Герцог сощурил близорукие глаза и, плохо, вернее, ничего не видя в полумраке спальни, принял вошедшего за Фавье и крикнул ему: «Добрый вечер, полковник, ну, как отдохнули?» Желая выручить смутившегося офицера, Мармон поспешил поправить герцога: это не полковник Фавье, а совсем молоденький офицер…
Ришелье извинился, сказав, что худого тут ничего нет, потому что полковник Фавье-известный силач, и сам герцог был бы не против, чтобы их путали дамы. И добавил два-три похвальных замечания в адрес не по возрасту развитого юнца, будто разбирал по статям лошадь. Молоденький офицер покраснел до ушей, пробормотал что-то неразборчивое и пододвинул бумаги маршалу. Пока Мармон читал их, Ришелье принялся тихонько хохотать.
— Вот видите, — сказал он, — одни лишь бумажки никогда и нигде не теряют своих прав… Стоит только сколотить армию в три тысячи человек, да ещё рассеянную на пространстве десяти лье, плетущуюся из последних сил от привала к привалу, как вам уже нужно скреплять своею подписью реестр бегства и разрухи…
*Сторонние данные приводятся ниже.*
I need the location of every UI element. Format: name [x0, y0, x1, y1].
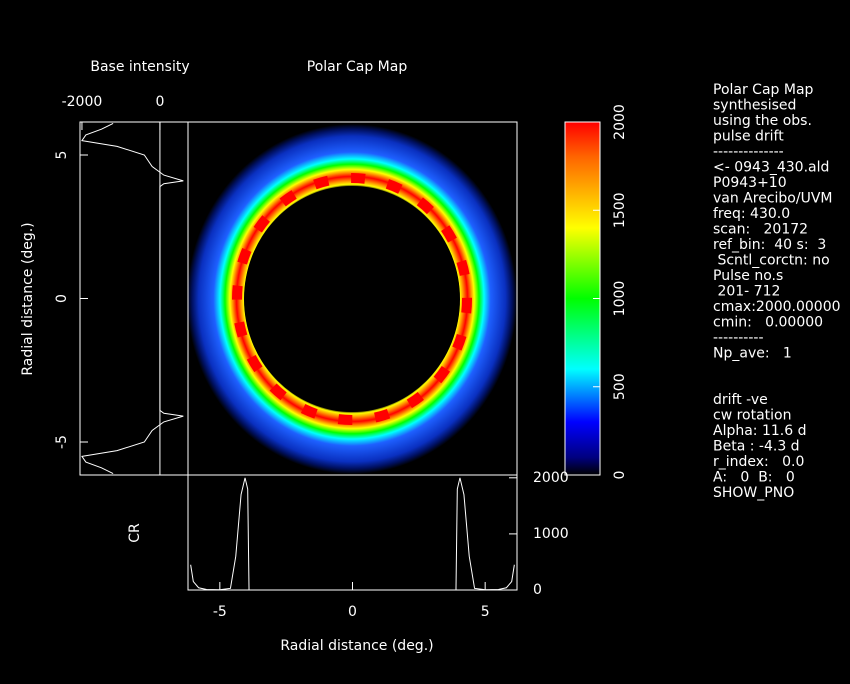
info-line: SHOW_PNO: [713, 485, 794, 501]
y-label: Radial distance (deg.): [20, 222, 36, 375]
info-line: scan: 20172: [713, 222, 808, 238]
top-tick-label: 0: [155, 94, 164, 110]
info-line: using the obs.: [713, 113, 812, 129]
info-line: ----------: [713, 330, 764, 346]
info-line: pulse drift: [713, 129, 784, 145]
info-line: van Arecibo/UVM: [713, 191, 833, 207]
info-line: --------------: [713, 144, 784, 160]
info-line: cmax:2000.00000: [713, 299, 841, 315]
x-label: Radial distance (deg.): [280, 638, 433, 654]
cr-tick-label: 1000: [533, 526, 569, 542]
info-line: <- 0943_430.ald: [713, 160, 829, 176]
info-line: 201- 712: [713, 284, 780, 300]
x-tick-label: 0: [348, 604, 357, 620]
info-line: freq: 430.0: [713, 206, 790, 222]
info-line: cw rotation: [713, 408, 792, 424]
info-line: Polar Cap Map: [713, 82, 814, 98]
info-line: P0943+10: [713, 175, 787, 191]
map-hotspots: [232, 173, 472, 425]
colorbar-tick-label: 2000: [612, 104, 628, 140]
info-line: r_index: 0.0: [713, 454, 804, 470]
cr-tick-label: 0: [533, 582, 542, 598]
cr-tick-label: 2000: [533, 470, 569, 486]
top-tick-label: -2000: [62, 94, 103, 110]
cr-line: [190, 477, 515, 591]
info-line: Np_ave: 1: [713, 346, 792, 362]
colorbar-tick-label: 0: [612, 471, 628, 480]
info-line: Beta : -4.3 d: [713, 439, 800, 455]
info-line: cmin: 0.00000: [713, 315, 823, 331]
y-tick-label: 5: [54, 151, 70, 160]
info-line: Pulse no.s: [713, 268, 783, 284]
left-frame: [79, 121, 189, 476]
x-tick-label: -5: [213, 604, 227, 620]
info-line: Alpha: 11.6 d: [713, 423, 806, 439]
map-center: [244, 186, 460, 412]
y-tick-label: -5: [54, 435, 70, 449]
base-intensity-line: [81, 122, 184, 475]
colorbar-tick-label: 1500: [612, 192, 628, 228]
info-line: Scntl_corctn: no: [713, 253, 830, 269]
colorbar-tick-label: 500: [612, 373, 628, 400]
cr-label: CR: [127, 523, 143, 543]
info-line: synthesised: [713, 98, 796, 114]
map-title: Polar Cap Map: [307, 59, 408, 75]
left-title: Base intensity: [90, 59, 189, 75]
info-line: ref_bin: 40 s: 3: [713, 237, 826, 253]
info-line: A: 0 B: 0: [713, 470, 795, 486]
colorbar-tick-label: 1000: [612, 281, 628, 317]
x-tick-label: 5: [481, 604, 490, 620]
info-line: drift -ve: [713, 392, 768, 408]
y-tick-label: 0: [54, 294, 70, 303]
Когда они снова остались одни, Ришелье осведомился:
— Скажите, так же было и в армии… — Он не докончил фразу, стесняясь в присутствии Мармона произнести имя, столь привычное в его устах, но Мармон понял и утвердительно наклонил голову.
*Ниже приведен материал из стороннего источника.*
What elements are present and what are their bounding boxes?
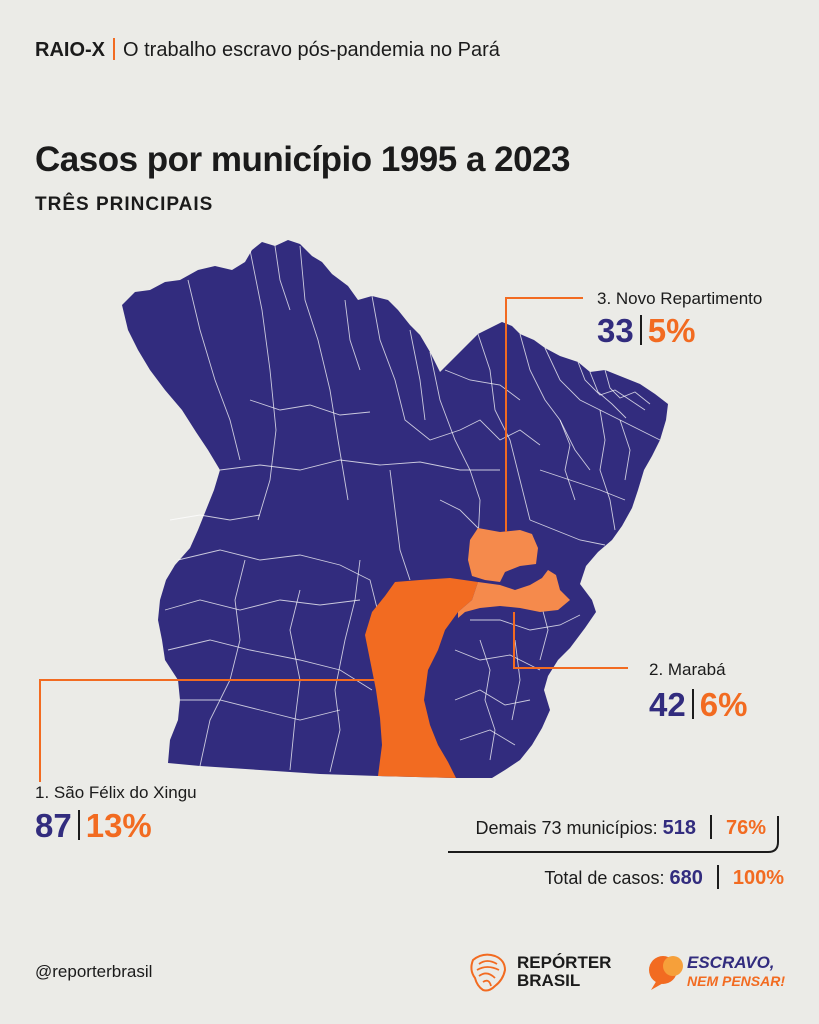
reporter-brasil-logo: REPÓRTER BRASIL bbox=[465, 950, 625, 994]
kicker-bold: RAIO-X bbox=[35, 39, 105, 61]
leader-lines bbox=[39, 297, 628, 782]
total-cases: 680 bbox=[669, 867, 703, 889]
others-label: Demais 73 municípios: bbox=[475, 818, 658, 838]
cases-value: 33 bbox=[597, 312, 634, 349]
callout-values-sao-felix: 87 13% bbox=[35, 807, 152, 845]
speech-bubble-icon bbox=[649, 956, 683, 990]
municipality-sao-felix-do-xingu bbox=[365, 578, 478, 778]
callout-label-sao-felix: 1. São Félix do Xingu bbox=[35, 783, 197, 802]
logo2-line1: ESCRAVO, bbox=[687, 953, 775, 972]
logo1-line1: REPÓRTER bbox=[517, 953, 612, 972]
cases-value: 87 bbox=[35, 807, 72, 844]
kicker-divider bbox=[113, 38, 115, 60]
callout-values-novo-repartimento: 33 5% bbox=[597, 312, 695, 350]
social-handle: @reporterbrasil bbox=[35, 962, 153, 981]
cases-value: 42 bbox=[649, 686, 686, 723]
callout-label-novo-repartimento: 3. Novo Repartimento bbox=[597, 289, 763, 308]
total-percent: 100% bbox=[732, 867, 784, 889]
value-divider bbox=[639, 315, 642, 345]
kicker: RAIO-X O trabalho escravo pós-pandemia no… bbox=[35, 38, 500, 62]
page-title: Casos por município 1995 a 2023 bbox=[35, 140, 571, 179]
callout-label-maraba: 2. Marabá bbox=[649, 660, 726, 679]
fingerprint-map-icon bbox=[470, 953, 507, 992]
percent-value: 5% bbox=[647, 312, 696, 349]
value-divider bbox=[709, 815, 712, 839]
municipality-maraba bbox=[458, 570, 570, 618]
kicker-text: O trabalho escravo pós-pandemia no Pará bbox=[123, 39, 500, 61]
logo2-line2: NEM PENSAR! bbox=[687, 973, 786, 989]
municipality-borders bbox=[164, 245, 661, 773]
percent-value: 6% bbox=[699, 686, 748, 723]
value-divider bbox=[691, 689, 694, 719]
leader-maraba bbox=[513, 612, 628, 669]
percent-value: 13% bbox=[85, 807, 152, 844]
page-subtitle: TRÊS PRINCIPAIS bbox=[35, 194, 214, 215]
leader-novo-repartimento bbox=[505, 297, 583, 532]
value-divider bbox=[716, 865, 719, 889]
leader-sao-felix bbox=[39, 679, 375, 782]
callout-values-maraba: 42 6% bbox=[649, 686, 747, 724]
logo1-line2: BRASIL bbox=[517, 971, 581, 990]
municipality-novo-repartimento bbox=[468, 528, 538, 582]
value-divider bbox=[77, 810, 80, 840]
summary-others-row: Demais 73 municípios: 518 76% bbox=[475, 815, 766, 840]
total-label: Total de casos: bbox=[544, 868, 665, 888]
summary-total-row: Total de casos: 680 100% bbox=[544, 865, 784, 890]
others-percent: 76% bbox=[725, 817, 766, 839]
others-cases: 518 bbox=[662, 817, 696, 839]
escravo-nem-pensar-logo: ESCRAVO, NEM PENSAR! bbox=[645, 950, 795, 994]
summary-bracket bbox=[448, 816, 779, 853]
— То же самое. Вы командовали армией, ваша светлость, и вы знаете, что война-это прежде всего дело канцелярское… и ценою крови чернил не сэкономишь. Помню, как-то в Саламанке…
Он стал рассказывать историю, забавную историю, но тут же понял, что Ришелье его не слушает. Где блуждали его мысли, что означало внезапно воцарившееся молчание, после того как Мармон довёл свою историю до конца, странное, непостижимое молчание после бесконечно долгой беседы; какие мечты вдруг овладели бывшим губернатором Одессы? Маршал почтительно не прерывал этих мечтаний до тех пор, пока Ришелье не взял со стола флакон и-в который раз! — не полил себе на руки ароматической воды.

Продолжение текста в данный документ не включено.